Par Annabelle Livet, Julia Hlavacova et Patrick Stephan
Sortir de la crise énergétique grâce à l’énergie nucléaire ? Le débat controversé refait surface dans le contexte de la guerre en Ukraine et de la crise énergétique qui y est liée. Cette idée semble contradictoire en Allemagne après la fermeture des dernières centrales nucléaires, alors que la France continue d’exploiter des centrales nucléaires et que la Finlande en met même de nouvelles en service. Les pays européens n’ont donc pas une stratégie uniforme dans le cadre de l’UE ; mais pourquoi la gestion de la solution à apporter à la crise énergétique est-elle si différente en Allemagne et en France ? Et est-il possible de trouver une politique énergétique commune avec des différences aussi significatives ?
Avec notre nouveau projet DenkÉnergie, nous voulons aborder les questions actuelles de la politique énergétique, en particulier dans le contexte franco-allemand, par le biais de contributions régulières, de discussions avec des experts et de nombreux autres formats passionnants !
Centrales nucléaires – statu quo en Allemagne
Il y a 62 ans, la première centrale nucléaire était mise en service en Allemagne, à Kahl, en Basse-Franconie. Après la catastrophe nucléaire de Fukushima en 2011, la chancelière de l’époque, Angela Merkel, a imposé l’abandon définitif de cette technologie en Allemagne. Cette décision a également servi de base, en 2013, à un consensus entre les partis sur la recherche d’un site de stockage définitif où les déchets nucléaires hautement radioactifs pourraient être entreposés en toute sécurité, si possible pour un million d’années. La recherche d’un site de stockage définitif reposait sur le principe d’une « carte blanche ».

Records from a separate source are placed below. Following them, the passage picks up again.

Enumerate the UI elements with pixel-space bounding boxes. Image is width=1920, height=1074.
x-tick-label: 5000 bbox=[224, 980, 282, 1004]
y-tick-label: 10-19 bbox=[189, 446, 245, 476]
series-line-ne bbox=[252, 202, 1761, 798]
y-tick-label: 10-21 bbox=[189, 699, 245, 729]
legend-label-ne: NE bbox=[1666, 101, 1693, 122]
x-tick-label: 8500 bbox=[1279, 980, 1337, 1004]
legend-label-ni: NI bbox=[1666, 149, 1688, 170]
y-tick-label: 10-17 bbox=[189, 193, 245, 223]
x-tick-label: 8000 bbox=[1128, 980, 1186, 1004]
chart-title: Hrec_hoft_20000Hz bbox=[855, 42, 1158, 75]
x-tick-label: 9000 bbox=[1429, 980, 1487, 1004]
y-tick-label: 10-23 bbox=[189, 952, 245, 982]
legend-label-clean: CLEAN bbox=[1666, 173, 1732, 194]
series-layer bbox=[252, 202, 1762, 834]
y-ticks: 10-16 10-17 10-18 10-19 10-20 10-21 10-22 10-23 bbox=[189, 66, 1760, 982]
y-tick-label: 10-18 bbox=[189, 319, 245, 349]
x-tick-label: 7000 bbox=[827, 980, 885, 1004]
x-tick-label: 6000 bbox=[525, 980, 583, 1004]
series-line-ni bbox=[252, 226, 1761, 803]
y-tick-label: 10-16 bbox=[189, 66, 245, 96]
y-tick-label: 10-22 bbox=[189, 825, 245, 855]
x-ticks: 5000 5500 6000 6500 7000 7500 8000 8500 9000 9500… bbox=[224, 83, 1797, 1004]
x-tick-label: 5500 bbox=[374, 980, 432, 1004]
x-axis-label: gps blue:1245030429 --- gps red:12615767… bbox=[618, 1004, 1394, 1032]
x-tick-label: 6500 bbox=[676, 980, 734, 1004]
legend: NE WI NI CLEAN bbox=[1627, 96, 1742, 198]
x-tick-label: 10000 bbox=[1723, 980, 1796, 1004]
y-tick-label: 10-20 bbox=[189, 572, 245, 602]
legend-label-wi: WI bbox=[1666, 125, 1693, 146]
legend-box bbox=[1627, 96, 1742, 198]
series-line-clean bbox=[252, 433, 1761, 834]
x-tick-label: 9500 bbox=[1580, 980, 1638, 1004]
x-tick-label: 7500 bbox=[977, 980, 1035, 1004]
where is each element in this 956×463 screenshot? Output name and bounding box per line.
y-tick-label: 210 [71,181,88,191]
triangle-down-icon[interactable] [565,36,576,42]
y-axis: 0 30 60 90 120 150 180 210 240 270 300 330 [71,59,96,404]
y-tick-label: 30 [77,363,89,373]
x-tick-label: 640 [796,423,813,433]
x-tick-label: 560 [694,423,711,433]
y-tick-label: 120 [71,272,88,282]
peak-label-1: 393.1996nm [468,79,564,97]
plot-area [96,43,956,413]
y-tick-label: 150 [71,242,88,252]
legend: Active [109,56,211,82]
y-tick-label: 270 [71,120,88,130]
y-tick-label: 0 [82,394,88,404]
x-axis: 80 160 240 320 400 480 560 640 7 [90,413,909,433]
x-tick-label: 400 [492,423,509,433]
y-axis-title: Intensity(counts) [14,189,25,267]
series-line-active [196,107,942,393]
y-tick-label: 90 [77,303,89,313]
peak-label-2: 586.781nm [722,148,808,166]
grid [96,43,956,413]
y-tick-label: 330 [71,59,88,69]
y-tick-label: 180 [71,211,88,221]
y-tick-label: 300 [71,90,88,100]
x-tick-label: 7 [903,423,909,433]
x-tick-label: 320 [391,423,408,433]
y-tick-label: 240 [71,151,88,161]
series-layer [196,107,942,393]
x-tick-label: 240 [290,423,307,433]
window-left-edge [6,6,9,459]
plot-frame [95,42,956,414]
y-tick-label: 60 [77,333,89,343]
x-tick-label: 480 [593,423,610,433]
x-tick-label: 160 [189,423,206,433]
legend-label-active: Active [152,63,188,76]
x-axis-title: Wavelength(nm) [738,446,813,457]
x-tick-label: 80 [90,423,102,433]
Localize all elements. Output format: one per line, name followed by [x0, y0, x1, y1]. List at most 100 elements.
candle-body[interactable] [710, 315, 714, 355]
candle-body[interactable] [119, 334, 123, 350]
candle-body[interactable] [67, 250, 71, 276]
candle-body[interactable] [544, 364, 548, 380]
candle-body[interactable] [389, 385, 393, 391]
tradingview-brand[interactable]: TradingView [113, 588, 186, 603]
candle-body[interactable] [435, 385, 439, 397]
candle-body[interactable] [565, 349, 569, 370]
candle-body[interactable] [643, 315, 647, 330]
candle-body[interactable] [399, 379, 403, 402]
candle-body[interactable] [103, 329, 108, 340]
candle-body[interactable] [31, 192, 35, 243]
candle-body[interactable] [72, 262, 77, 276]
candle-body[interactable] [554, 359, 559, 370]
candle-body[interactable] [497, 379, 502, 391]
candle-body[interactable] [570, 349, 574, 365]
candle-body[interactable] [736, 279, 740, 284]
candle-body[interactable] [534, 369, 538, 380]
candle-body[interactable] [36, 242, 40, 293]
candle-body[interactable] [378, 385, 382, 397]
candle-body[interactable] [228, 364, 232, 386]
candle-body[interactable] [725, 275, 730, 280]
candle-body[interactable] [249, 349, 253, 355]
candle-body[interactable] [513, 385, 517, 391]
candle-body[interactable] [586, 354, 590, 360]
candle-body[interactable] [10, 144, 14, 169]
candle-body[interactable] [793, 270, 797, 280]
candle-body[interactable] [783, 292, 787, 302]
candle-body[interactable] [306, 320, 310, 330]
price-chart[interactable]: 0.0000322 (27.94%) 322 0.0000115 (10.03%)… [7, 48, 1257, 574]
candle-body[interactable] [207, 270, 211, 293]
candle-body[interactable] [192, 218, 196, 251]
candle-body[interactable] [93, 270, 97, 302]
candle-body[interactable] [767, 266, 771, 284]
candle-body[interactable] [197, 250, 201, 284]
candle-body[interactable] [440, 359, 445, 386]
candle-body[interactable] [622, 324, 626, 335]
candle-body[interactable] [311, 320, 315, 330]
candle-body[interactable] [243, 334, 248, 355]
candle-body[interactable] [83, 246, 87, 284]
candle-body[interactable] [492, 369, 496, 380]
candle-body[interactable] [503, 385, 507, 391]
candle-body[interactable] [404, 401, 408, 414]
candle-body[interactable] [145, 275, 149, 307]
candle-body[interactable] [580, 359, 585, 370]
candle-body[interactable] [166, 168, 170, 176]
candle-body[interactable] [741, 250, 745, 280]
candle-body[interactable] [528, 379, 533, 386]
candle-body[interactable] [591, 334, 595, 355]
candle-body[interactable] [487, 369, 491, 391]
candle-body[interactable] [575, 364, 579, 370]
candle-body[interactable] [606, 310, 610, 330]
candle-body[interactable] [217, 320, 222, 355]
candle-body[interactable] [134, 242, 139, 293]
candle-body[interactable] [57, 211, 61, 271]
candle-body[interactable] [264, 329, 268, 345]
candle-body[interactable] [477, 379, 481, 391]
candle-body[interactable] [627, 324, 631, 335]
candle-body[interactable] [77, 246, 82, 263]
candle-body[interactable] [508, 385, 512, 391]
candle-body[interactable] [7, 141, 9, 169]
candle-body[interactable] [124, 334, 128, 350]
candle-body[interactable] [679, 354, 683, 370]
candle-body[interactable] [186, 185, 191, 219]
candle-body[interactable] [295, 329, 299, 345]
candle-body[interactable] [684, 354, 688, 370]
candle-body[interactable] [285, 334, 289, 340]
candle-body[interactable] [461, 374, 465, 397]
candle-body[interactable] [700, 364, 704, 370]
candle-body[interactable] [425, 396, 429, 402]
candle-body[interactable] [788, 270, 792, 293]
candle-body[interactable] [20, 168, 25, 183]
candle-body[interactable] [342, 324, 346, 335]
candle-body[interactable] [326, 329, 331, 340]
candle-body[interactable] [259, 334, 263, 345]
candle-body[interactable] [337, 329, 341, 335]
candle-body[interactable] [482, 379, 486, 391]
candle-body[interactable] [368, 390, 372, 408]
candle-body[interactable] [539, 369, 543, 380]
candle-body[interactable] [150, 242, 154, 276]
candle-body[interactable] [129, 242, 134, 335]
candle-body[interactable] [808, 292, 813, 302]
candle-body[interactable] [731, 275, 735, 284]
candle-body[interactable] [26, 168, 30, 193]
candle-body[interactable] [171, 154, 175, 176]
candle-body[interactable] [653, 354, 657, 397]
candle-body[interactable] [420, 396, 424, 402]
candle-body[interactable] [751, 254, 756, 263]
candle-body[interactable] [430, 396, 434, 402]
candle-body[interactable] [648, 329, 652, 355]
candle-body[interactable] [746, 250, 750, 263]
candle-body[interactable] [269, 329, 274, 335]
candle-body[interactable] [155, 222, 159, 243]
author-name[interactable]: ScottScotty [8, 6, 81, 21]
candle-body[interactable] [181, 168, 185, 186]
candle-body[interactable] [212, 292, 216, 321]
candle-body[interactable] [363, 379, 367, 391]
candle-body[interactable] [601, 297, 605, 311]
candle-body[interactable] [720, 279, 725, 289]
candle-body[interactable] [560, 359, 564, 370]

A l’origine, il s’agissait de trouver un site avant 2031 et de construire un dépôt définitif avant 2050. Entre-temps, ce calendrier est devenu obsolète et aucun nouveau site n’a encore été annoncé. Conformément à la décision prise en 2013, les dernières centrales auraient dû être déconnectées du réseau électrique à la fin de l’année dernière. En raison d’une guerre entre la Russie et l’Ukraine, le gouvernement actuel du chancelier Olaf Scholz, a décidé à l’automne 2022 que les trois centrales nucléaires continueraient à fonctionner pendant l’hiver jusqu’à la mi-avril 2023. Ces trois dernières centrales nucléaires ont été déconnectées du réseau ces derniers jours et seront progressivement démantelées au cours des prochaines années, conformément aux plans existants.
La poursuite du développement des centrales nucléaires en France
Pour la France, l’énergie nucléaire correspond à la recherche d’une indépendance énergétique qui doit ensuite assurer une sécurité d’approvisionnement énergétique et lui permettre de devenir exportatrice d’électricité pour les pays voisins (excepté en 2022). L’énergie nucléaire étant une source d’énergie à faible émission de CO2 et contrôlable, elle est considérée en France comme l’une des solutions clés, avec les énergies renouvelables, pour augmenter la capacité de production d’électricité suffisante afin de répondre à la demande croissante d’électricité (y compris la demande indirecte d’hydrogène) en Europe. C’est pourquoi le président Emmanuel Macron a lancé un programme de construction de 6 réacteurs nucléaires afin de renforcer la sécurité énergétique et de remplacer progressivement les centrales nucléaires vieillissantes.
A cet égard, la France a historiquement développé une industrie nucléaire et dispose d’une maîtrise du cycle du combustible – y compris la gestion et le recyclage des déchets nucléaires – parmi les plus avancées et les plus complètes au monde. Actuellement, 40% des réacteurs nucléaires français utilisent des éléments combustibles retraités (MOX). Il existe plusieurs sites de stockage en surface pour les déchets radioactifs ainsi qu’un projet de stockage en profondeur, à l’étude depuis les années 1990. Outre sa contribution à l’approvisionnement énergétique, l’exploitation des centrales nucléaires a un impact économique important pour la France, notamment en termes d’emploi, puisque la filière nucléaire représente 8000 nouveaux emplois par an depuis 2010, ce qui en fait le troisième secteur industriel français.